Auch wenn ich mich mit meinen Überlegungen, die sich aus meiner langjährigen Tätigkeit als Lehrer und meinen mehrfachen Erfahrungen mit dem englischen Schulsystem (Sprachkurse 1992, 1995, 1996 und ein Hospitationspraktikum 1999) speisen, zu der in Deutschland derzeit praktizierten Schulpolitik in scheinbarem Widerspruch befinde, möchte ich meine Erkenntnisse im Interesse einer zukunftsorientierten Bildungspolitik, die darauf gerichtet ist, die anstehenden Probleme einer Lösung zuzuführen, zusammenfassend wie folgt formulieren:
 
  1. Bildungspolitik sollte in unserer Bundesrepublik nicht länger in Länderhoheit liegen, sondern zentralisiert werden (AQA, OCR, Edexcel – durch den beaufsichtigte examination boards),  um Einheitlichkeit und Vergleichbarkeit herzustellen und damit den Gleichheitsgrundsatz gemäß des Grundgesetzes für Schüler bundesweit zu gewährleisten!
  2.  Die strukturelle Verantwortlichkeit sollte nicht länger in Schulamt und Schulverwaltungsamt getrennt sein!
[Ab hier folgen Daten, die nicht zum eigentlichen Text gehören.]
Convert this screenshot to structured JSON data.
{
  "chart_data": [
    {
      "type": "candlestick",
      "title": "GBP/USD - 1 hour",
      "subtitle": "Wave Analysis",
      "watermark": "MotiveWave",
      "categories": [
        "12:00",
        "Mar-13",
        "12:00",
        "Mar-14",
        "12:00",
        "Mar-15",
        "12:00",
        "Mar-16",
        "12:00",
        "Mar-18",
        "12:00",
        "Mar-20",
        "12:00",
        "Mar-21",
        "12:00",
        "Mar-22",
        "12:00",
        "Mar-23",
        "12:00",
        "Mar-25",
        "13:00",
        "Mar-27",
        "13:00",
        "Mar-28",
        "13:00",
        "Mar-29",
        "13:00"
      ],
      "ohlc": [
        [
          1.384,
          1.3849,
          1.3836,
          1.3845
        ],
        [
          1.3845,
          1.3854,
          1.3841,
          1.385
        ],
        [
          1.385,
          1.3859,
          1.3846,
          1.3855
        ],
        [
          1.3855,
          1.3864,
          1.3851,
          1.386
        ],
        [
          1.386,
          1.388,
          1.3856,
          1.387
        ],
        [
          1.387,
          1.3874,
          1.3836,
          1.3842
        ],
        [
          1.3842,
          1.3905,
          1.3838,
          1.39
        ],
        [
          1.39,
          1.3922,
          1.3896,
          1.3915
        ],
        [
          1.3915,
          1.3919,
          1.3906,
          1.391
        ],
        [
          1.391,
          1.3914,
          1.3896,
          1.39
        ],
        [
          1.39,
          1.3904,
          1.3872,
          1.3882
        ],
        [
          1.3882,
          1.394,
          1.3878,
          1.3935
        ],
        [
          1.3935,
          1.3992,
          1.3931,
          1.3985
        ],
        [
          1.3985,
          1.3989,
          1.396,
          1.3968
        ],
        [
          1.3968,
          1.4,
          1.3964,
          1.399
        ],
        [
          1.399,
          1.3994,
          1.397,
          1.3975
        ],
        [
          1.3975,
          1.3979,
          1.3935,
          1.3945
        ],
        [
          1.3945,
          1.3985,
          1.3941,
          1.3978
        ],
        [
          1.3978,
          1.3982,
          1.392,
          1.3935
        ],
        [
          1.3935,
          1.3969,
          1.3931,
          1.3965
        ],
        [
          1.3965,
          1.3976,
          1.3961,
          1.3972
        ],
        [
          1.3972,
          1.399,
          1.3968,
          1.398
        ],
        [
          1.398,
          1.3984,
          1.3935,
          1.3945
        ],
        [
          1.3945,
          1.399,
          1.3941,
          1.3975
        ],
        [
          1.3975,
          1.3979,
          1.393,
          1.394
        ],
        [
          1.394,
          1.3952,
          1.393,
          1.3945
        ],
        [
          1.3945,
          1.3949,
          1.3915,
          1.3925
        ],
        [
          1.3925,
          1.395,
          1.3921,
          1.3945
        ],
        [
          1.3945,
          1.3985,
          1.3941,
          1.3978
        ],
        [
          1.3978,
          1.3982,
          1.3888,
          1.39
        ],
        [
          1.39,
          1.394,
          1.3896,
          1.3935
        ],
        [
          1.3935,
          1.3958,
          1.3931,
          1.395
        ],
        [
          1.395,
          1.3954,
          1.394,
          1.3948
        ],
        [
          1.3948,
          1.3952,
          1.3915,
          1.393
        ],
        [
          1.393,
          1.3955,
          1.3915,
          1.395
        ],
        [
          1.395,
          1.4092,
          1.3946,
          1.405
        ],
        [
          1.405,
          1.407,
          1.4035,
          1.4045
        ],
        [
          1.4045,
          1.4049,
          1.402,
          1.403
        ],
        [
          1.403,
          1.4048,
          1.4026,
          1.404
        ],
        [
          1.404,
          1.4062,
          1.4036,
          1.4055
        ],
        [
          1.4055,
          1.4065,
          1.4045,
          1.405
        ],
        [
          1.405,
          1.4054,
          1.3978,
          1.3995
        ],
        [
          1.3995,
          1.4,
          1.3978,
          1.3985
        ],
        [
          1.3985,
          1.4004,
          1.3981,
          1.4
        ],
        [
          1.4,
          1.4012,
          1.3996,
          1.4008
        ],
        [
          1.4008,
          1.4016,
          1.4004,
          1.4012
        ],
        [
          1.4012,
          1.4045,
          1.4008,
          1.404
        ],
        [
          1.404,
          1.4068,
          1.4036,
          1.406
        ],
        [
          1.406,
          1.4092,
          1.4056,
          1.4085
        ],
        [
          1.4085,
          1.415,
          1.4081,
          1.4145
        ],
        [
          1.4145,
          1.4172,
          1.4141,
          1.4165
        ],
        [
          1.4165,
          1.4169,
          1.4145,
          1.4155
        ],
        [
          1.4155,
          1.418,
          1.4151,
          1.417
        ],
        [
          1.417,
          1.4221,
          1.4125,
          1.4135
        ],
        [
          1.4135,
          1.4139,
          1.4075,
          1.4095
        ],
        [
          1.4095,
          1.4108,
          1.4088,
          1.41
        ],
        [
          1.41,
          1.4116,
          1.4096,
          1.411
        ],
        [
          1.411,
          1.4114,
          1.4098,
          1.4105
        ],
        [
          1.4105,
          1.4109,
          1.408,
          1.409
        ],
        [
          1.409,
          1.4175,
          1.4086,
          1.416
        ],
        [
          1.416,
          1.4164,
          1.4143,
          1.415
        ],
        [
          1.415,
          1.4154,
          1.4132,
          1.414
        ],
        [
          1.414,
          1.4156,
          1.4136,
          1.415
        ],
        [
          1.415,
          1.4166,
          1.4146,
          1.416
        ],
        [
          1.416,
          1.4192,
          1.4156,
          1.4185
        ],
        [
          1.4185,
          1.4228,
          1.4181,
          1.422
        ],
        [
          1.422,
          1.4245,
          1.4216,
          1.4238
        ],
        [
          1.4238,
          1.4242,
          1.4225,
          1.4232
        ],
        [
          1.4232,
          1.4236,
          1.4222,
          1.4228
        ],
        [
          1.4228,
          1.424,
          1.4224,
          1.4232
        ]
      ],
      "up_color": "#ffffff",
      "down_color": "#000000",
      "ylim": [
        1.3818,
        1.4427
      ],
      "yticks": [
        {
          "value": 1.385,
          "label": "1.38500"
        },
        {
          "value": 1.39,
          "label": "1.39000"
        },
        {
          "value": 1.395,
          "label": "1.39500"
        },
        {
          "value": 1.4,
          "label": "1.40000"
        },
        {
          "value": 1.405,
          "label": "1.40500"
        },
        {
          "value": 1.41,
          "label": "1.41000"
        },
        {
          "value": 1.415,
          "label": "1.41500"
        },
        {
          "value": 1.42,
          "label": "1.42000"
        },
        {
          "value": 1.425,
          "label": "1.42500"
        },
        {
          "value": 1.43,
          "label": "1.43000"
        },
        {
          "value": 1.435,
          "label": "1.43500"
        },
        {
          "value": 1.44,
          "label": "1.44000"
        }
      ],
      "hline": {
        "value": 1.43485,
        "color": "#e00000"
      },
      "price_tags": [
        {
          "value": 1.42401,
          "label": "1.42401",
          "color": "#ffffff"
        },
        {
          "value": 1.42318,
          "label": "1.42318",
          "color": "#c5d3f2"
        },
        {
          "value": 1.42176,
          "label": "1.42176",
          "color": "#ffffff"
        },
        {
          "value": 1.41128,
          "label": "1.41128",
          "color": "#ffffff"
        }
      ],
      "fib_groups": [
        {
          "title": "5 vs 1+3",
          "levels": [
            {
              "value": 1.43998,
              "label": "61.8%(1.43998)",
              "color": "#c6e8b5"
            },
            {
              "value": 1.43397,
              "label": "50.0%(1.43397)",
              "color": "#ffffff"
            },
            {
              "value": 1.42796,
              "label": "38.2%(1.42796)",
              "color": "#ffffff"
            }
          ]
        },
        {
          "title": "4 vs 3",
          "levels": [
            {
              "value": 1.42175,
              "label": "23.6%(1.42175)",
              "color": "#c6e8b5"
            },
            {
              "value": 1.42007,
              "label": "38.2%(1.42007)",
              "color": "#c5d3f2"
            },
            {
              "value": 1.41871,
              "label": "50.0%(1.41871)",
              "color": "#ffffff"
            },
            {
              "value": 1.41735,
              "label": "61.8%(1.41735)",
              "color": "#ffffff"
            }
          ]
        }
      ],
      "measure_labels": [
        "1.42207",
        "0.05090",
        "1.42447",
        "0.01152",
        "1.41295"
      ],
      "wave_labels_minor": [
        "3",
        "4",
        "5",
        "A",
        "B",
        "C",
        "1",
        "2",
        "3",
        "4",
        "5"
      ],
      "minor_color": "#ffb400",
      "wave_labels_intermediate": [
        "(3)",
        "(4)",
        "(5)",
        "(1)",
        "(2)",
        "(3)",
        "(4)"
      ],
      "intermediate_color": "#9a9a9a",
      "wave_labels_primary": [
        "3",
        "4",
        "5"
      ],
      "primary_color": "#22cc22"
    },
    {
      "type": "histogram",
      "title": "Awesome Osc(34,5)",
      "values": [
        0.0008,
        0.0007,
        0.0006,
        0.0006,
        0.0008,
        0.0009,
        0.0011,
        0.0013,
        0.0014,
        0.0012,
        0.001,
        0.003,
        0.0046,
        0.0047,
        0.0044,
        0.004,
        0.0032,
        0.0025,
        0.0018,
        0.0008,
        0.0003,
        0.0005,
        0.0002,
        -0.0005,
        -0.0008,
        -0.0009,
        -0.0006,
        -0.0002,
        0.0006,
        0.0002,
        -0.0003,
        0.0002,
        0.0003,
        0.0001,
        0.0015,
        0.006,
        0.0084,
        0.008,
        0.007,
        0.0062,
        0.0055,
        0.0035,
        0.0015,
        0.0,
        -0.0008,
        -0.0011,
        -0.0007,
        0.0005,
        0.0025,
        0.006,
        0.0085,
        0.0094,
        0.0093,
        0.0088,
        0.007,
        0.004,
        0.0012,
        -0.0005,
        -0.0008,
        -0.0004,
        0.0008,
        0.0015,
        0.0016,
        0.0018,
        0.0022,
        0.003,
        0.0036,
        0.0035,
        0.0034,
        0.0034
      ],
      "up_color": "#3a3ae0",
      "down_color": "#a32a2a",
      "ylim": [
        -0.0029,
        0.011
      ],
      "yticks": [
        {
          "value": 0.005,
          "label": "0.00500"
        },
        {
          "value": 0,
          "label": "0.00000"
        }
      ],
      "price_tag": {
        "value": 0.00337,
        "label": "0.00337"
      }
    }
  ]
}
  3.  Die Eigenverantwortung der Schulen sollte dahingehend gestärkt werden, dass ihnen die Finanzhoheit über das finanzielle Budget übertragen wird, damit Schulen vor Ort entscheiden können, was am dringendsten für die Weiterentwicklung des konkreten Schulprofils benötigt wird.
 
Vielleicht können meine Erfahrungen und Überlegungen auch ein Stück weit dazu beitragen, notwendige Veränderungen auf den Weg zu bringen, denn eine Bewältigung der uns allen bekannten Probleme liegt mir persönlich, die ich meinen Beruf liebe und mir keinen anderen vorstellen kann, besonders am Herzen. Abschließend möchte ich all denen danken, die mir diesen Aufenthalt in Großbritannien ermöglichten, insbesondere aber den Kollegen der Billericay School, die mich so freundlich aufgenommen haben und mir in unzähligen Gesprächen zu allen schulorganisatorischen Fragen, in Hospitationen in den unterschiedlichsten Fächern und in selbst erteilten Stunden die Möglichkeit des Sammelns wertvoller Erfahrungen einräumten.
 
Ich betrachte diesen Erfahrungsaustausch als unverzichtbare Komponente für meine eigene pädagogische Arbeit in den nächsten Jahren und würde die damit verbundenen zeitlichen und finanziellen Aufwendungen im Interesse der Sache durchaus wieder auf mich nehmen.